The minister said that things were set to change when new EU legislation on passenger name records came into force.
The European Parliament is currently discussing a new law known as the EU Passenger Name Record (PNR) proposal, which would oblige airlines to hand EU countries the data of passengers entering or leaving the EU, in order to help the authorities to fight serious crime and terrorism.
This passenger data would include several different types of information, such as travel dates, travel itinerary, ticket information, contact details, baggage information and payment information.
Supporters argue that it would enable law enforcement authorities to identify previously “unknown” persons (i.e. those previously unsuspected of involvement in serious crime or terrorism, but who authorities may wish to investigate further after more closely monitoring their movements through passenger data). But critics suggest the move would impact on the privacy and data protection rights for passengers.
"The reason for the delay is the PNR directive from the European Union," said Ygeman.
"The problem has been the EU. The police do want to change things but they would rather make all these changes together."
According to Patrik Engström from Swedish Border Control, who previously worked for Europol, the European Union's law enforcement agency, "most airlines" are in favour of making the switch to a digital database as soon as possible.
"The airlines already have the right computer systems in place, because they already follow protocol in the US, the EU and other European countries in providing advanced passenger information," he said.
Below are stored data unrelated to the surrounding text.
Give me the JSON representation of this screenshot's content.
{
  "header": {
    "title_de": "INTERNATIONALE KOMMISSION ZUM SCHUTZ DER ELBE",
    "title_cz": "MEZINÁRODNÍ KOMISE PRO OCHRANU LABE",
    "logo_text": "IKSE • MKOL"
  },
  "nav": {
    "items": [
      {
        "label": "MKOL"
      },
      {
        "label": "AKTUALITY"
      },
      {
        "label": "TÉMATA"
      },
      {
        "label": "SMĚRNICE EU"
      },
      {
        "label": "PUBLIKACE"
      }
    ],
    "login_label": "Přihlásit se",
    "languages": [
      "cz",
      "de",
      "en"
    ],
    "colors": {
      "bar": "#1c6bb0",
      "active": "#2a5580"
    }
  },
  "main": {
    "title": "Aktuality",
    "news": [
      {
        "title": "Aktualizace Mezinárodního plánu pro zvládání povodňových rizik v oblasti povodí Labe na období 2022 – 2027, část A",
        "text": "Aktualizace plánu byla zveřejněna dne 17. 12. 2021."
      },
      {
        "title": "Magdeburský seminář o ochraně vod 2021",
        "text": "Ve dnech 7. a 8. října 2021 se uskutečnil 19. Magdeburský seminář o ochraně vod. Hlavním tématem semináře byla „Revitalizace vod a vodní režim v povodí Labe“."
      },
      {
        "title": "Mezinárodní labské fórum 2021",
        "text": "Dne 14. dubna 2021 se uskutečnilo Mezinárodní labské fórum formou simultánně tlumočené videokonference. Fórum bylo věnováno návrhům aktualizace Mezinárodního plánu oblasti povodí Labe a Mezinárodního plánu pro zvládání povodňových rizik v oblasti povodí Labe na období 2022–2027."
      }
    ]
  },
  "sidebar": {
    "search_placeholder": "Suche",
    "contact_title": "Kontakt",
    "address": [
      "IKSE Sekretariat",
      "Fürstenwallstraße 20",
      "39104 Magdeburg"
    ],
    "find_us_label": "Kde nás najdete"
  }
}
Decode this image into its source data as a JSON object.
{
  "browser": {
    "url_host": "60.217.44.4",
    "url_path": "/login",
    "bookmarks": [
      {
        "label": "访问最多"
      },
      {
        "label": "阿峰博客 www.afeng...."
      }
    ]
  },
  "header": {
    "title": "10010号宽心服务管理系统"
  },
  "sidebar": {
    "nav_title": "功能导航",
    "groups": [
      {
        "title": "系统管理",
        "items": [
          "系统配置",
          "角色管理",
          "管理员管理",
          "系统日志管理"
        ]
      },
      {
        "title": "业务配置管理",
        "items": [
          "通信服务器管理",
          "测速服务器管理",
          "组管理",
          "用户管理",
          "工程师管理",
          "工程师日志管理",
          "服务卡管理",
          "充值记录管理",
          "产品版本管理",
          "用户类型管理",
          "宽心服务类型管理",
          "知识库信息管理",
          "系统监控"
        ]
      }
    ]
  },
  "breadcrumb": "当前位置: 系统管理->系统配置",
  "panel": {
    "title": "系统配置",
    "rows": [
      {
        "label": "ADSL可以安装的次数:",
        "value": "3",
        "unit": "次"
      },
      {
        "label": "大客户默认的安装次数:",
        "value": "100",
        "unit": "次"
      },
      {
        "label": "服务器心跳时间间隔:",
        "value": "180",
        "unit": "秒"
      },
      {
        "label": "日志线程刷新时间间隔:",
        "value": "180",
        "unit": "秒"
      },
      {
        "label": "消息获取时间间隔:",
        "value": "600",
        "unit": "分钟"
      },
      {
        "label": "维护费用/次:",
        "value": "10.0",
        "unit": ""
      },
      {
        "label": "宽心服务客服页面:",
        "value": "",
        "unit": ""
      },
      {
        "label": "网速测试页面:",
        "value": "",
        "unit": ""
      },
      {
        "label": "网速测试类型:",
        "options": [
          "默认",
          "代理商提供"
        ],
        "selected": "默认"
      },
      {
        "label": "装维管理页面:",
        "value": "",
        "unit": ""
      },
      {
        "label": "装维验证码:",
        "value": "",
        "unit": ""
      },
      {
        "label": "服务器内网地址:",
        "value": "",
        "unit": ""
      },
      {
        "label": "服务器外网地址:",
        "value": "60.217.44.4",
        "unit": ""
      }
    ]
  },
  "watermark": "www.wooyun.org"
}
"Some airlines have reported privacy concerns for passengers, which is a little bit odd because they are aware of the EU regulations and we [Swedish Border Control] are not making requests outside the boundaries of EU or Swedish law."
The Local has contacted several of the major international airlines operating out of Sweden, but only received one response, from the budget airline Ryanair.
The company's Head of Communications Robin Kiely said: “This is a matter for the Swedish authorities.”